I was never much for team sports growing up, but I could see their benefit to the kids around me and had a fine time watching them. I wasn't much for individual athletics either, for that matter. As a parent, though, I have become more physically active and I encourage the same in the kids, both on their own and as part of groups. As part of that process, I've noticed that as kids get older, there are fewer and fewer opportunities to engage in team competition when one isn't quite varsity level.
Recently a friend told me
about the all female adult hockey league in our area, and even though I don't play hockey, I thought that sounded like an awesome idea on several levels. At a time when many of us are supporting
our kids in team sports, helping them to learn about teamwork and sportsmanship, what better way to teach than by example? Just because you are a mom doesn't mean you are only allowed to engage in
solo athletic pursuits.
Just because you are a middle-aged suburban mom doesn't mean you have to love playing soccer any less. Yes, you probably get in a fair amount of watching your kids play or maybe even coaching, but
it's not the same. Wouldn't it be great for your kids to see you making time to do something that you love and have a lot of fun doing?
Teamwork and camaraderie
Team sports, of course, are an obvious example of working together toward a common goal.
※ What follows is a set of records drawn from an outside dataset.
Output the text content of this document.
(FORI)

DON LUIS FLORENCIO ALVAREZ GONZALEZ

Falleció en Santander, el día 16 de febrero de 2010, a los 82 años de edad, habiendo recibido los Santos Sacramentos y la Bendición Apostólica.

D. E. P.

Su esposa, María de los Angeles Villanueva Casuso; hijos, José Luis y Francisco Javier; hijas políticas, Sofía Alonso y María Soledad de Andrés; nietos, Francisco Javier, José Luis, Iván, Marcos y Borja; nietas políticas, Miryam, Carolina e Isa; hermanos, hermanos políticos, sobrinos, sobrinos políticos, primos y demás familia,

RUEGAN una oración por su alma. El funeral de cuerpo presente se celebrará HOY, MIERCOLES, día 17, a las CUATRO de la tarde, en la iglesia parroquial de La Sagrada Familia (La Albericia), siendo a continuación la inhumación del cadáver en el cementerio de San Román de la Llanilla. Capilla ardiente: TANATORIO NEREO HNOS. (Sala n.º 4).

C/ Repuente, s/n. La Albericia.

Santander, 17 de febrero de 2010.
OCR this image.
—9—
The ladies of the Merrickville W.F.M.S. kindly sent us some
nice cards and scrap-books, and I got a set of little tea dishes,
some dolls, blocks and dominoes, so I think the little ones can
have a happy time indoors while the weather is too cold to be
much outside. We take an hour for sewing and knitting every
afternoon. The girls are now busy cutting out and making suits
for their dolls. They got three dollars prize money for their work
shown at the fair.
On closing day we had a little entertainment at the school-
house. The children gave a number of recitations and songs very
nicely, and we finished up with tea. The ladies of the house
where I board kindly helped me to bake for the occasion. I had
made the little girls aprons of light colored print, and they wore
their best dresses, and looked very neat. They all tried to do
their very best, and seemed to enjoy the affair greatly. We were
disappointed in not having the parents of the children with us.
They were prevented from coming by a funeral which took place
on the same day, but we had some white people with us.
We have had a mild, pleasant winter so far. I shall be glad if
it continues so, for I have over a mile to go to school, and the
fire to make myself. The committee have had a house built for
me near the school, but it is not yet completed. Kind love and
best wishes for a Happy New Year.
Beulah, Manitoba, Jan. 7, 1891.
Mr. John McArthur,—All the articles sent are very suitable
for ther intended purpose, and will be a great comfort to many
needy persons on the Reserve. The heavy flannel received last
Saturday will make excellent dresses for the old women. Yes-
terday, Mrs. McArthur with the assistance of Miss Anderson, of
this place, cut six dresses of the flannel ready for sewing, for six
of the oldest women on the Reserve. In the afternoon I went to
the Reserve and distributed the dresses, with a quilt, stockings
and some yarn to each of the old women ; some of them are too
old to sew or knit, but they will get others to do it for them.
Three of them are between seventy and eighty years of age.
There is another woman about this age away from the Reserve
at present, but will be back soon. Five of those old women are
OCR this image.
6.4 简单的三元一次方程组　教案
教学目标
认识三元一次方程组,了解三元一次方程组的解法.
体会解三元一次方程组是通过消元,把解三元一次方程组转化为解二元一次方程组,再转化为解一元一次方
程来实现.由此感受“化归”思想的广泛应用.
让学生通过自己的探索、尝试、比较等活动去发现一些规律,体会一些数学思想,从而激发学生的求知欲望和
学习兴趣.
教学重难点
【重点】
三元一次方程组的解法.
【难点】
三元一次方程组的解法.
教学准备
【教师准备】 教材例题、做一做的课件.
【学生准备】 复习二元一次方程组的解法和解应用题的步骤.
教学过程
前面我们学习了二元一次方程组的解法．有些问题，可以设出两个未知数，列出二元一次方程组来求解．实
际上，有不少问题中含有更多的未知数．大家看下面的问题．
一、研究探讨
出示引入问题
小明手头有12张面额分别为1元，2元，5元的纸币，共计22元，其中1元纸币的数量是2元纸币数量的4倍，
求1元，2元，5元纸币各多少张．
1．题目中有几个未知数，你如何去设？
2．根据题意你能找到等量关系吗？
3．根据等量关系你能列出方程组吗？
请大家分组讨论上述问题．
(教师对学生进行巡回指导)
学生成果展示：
We talk a good game about teamwork and working together, but if our kids see us really doing that in the same
context that they experience, it has a much higher impact. And it's not just teamwork on the field: there needs to be teamwork at home for a mom to make a commitment to a sports team.
A big topic among kids sports leagues is sportsmanship. The kids get talks about it and the parents must agree to codes of conduct for their kids to participate in the first place. Again, watching
mom participate is a great way to model good sportsmanship - graceful winning as well as graceful losing, fair play, the works.
Again, just because we are moms and supposedly grown-up, it doesn't mean we have lost our competitive edge. Team sports are a great way to channel those competitive instincts; and far better then
applying them among neighborhood politics and dynamics. Seeing mom be competitive in an appropriate manner may be the best way to teach kids about when to turn it up and when to tone it down.
This is all to say that there are great reasons to seek out that local league of moms who love hockey or soccer or basketball or other sport, and getting out and getting some exercise is the least of
it. Team sports aren't just for kids or watching on the TV. They are for moms, too. Go out at find that league - and if you can't find one, create one!